I have a sample table like this:
Dataframe: df
Col1 Col2 Col3 Col4
A 1 10 i
A 1 11 k
A 1 12 a
A 2 10 w
A 2 11 e
B 1 15 s
B 1 16 d
B 2 21 w
B 2 25 e
B 2 36 q
C 1 23 a
C 1 24 b
I'm trying to get all records/rows of the groups (Col1, Col2) that has the smaller number of records AND skipping over those groups that have only 1 record (in this example Col1 = 'C'). So, the output would be as follows:
A 2 10 w
A 2 11 e
B 1 15 s
B 1 16 d
since group (A,2) has 2 records compared to group (A,1) which has 3 records.
I tried to approach this issue from different angles but just can't seem to get the result that I need. I am able to find the groups that I need using a combination of groupby, filter and agg but how do I now use this as a select filter on df? After spending a lot of time on this, I wasn't even sure that the approach was correct as it looked overly complicated. I am sure that there is an elegant solution but I just can't see it. Any advise on how to approach this would be greatly appreciated.

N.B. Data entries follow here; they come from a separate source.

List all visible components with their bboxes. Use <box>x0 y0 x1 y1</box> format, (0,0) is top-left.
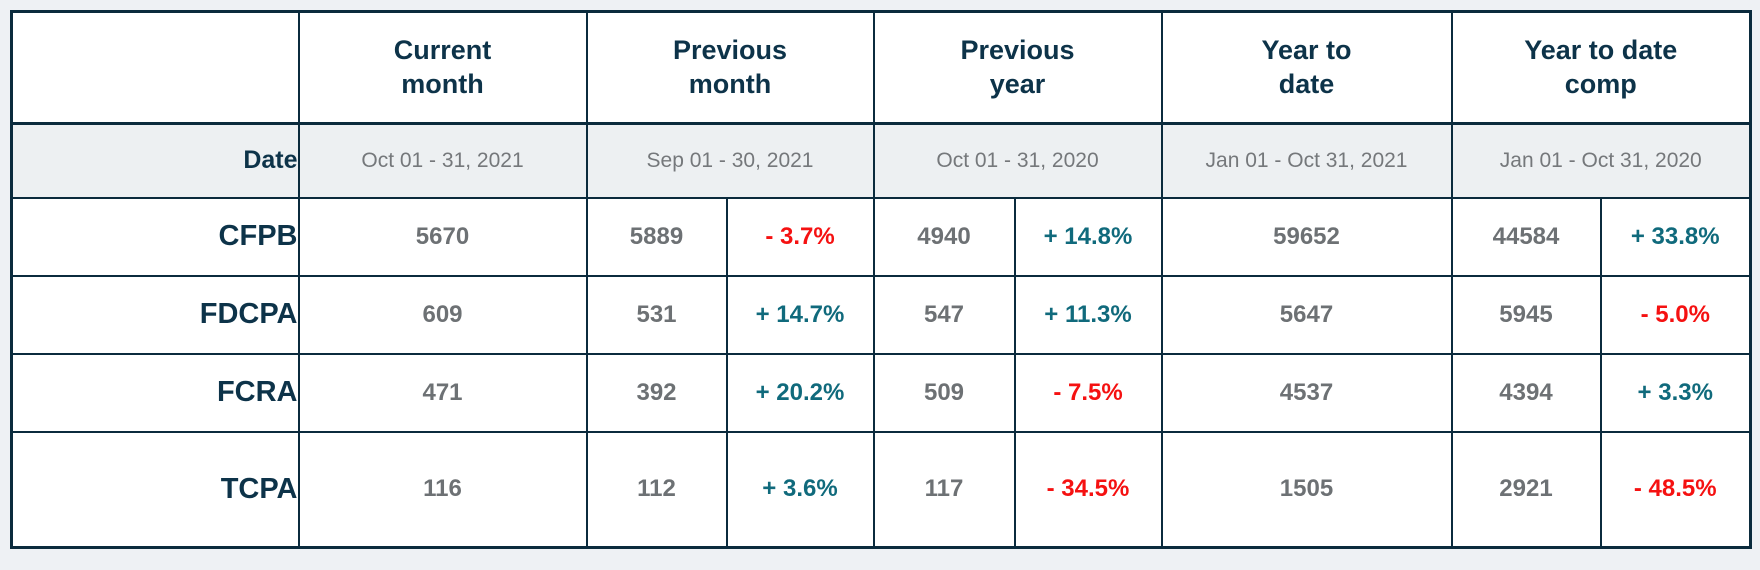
fcra-year-to-date-comp-value: 4394 <box>1450 352 1602 433</box>
cfpb-current-month-value: 5670 <box>297 196 588 277</box>
cfpb-previous-month-change: - 3.7% <box>725 196 875 277</box>
table-body: CFPB 5670 5889- 3.7% 4940 + 14.8% 59652 44584 +… <box>10 196 1752 549</box>
fdcpa-year-to-date-comp-value: 5945 <box>1450 274 1602 355</box>
tcpa-previous-year-change: - 34.5% <box>1013 430 1163 549</box>
column-header-current-month: Current month <box>297 10 588 125</box>
data-row-fcra: FCRA 471 392 + 20.2% 509- 7.5% 4537 4394 + 3.3% <box>10 352 1752 433</box>
date-range-year-to-date: Jan 01 - Oct 31, 2021 <box>1160 122 1453 199</box>
litigation-comparison-table: Current month Previous month Previous year… <box>10 10 1752 549</box>
fcra-year-to-date-value: 4537 <box>1160 352 1453 433</box>
row-label-fcra: FCRA <box>10 352 300 433</box>
column-header-previous-year: Previous year <box>872 10 1163 125</box>
corner-cell <box>10 10 300 125</box>
date-row: Date Oct 01 - 31, 2021 Sep 01 - 30, 2021 O… <box>10 122 1752 199</box>
column-header-previous-month: Previous month <box>585 10 875 125</box>
tcpa-current-month-value: 116 <box>297 430 588 549</box>
date-row-label: Date <box>10 122 300 199</box>
row-label-cfpb: CFPB <box>10 196 300 277</box>
tcpa-year-to-date-value: 1505 <box>1160 430 1453 549</box>
fcra-previous-year-change: - 7.5% <box>1013 352 1163 433</box>
date-range-current-month: Oct 01 - 31, 2021 <box>297 122 588 199</box>
column-header-year-to-date: Year to date <box>1160 10 1453 125</box>
row-label-fdcpa: FDCPA <box>10 274 300 355</box>
fdcpa-year-to-date-comp-change: - 5.0% <box>1599 274 1752 355</box>
cfpb-previous-month-value: 5889 <box>585 196 728 277</box>
data-row-tcpa: TCPA 116 112 + 3.6% 117- 34.5% 1505 2921- 48.5… <box>10 430 1752 549</box>
fdcpa-current-month-value: 609 <box>297 274 588 355</box>
data-row-cfpb: CFPB 5670 5889- 3.7% 4940 + 14.8% 59652 44584 +… <box>10 196 1752 277</box>
table-head: Current month Previous month Previous year… <box>10 10 1752 199</box>
data-row-fdcpa: FDCPA 609 531 + 14.7% 547 + 11.3% 5647 5945- 5.… <box>10 274 1752 355</box>
fdcpa-previous-month-value: 531 <box>585 274 728 355</box>
tcpa-previous-month-change: + 3.6% <box>725 430 875 549</box>
tcpa-previous-year-value: 117 <box>872 430 1016 549</box>
tcpa-year-to-date-comp-change: - 48.5% <box>1599 430 1752 549</box>
cfpb-previous-year-value: 4940 <box>872 196 1016 277</box>
cfpb-year-to-date-comp-value: 44584 <box>1450 196 1602 277</box>
cfpb-previous-year-change: + 14.8% <box>1013 196 1163 277</box>
fdcpa-year-to-date-value: 5647 <box>1160 274 1453 355</box>
cfpb-year-to-date-value: 59652 <box>1160 196 1453 277</box>
tcpa-year-to-date-comp-value: 2921 <box>1450 430 1602 549</box>
fcra-previous-month-change: + 20.2% <box>725 352 875 433</box>
date-range-previous-year: Oct 01 - 31, 2020 <box>872 122 1163 199</box>
date-range-previous-month: Sep 01 - 30, 2021 <box>585 122 875 199</box>
fdcpa-previous-month-change: + 14.7% <box>725 274 875 355</box>
fdcpa-previous-year-change: + 11.3% <box>1013 274 1163 355</box>
cfpb-year-to-date-comp-change: + 33.8% <box>1599 196 1752 277</box>
fcra-previous-year-value: 509 <box>872 352 1016 433</box>
header-row: Current month Previous month Previous year… <box>10 10 1752 125</box>
tcpa-previous-month-value: 112 <box>585 430 728 549</box>
fcra-current-month-value: 471 <box>297 352 588 433</box>
fdcpa-previous-year-value: 547 <box>872 274 1016 355</box>
row-label-tcpa: TCPA <box>10 430 300 549</box>
column-header-year-to-date-comp: Year to date comp <box>1450 10 1752 125</box>
fcra-previous-month-value: 392 <box>585 352 728 433</box>
date-range-year-to-date-comp: Jan 01 - Oct 31, 2020 <box>1450 122 1752 199</box>
fcra-year-to-date-comp-change: + 3.3% <box>1599 352 1752 433</box>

I had this to get the groups for which I wanted the rows displayed:
groups = df.groupby(["Col1, Col2"])["Col2"].agg({'no':'count'})
filteredGroups = groups.groupby(level=0).filter(lambda group: group.size > 1)
print filteredGroups.groupby(level=0).agg('idxmin')
The second line was to account for groups that may have only one record as those I don't want to consider. Honestly, I tried so many variations and approaches that eventually did not give me the result that I wanted. I see that all answers are not one-liners so that at least I don't feel like I was over thinking the problem.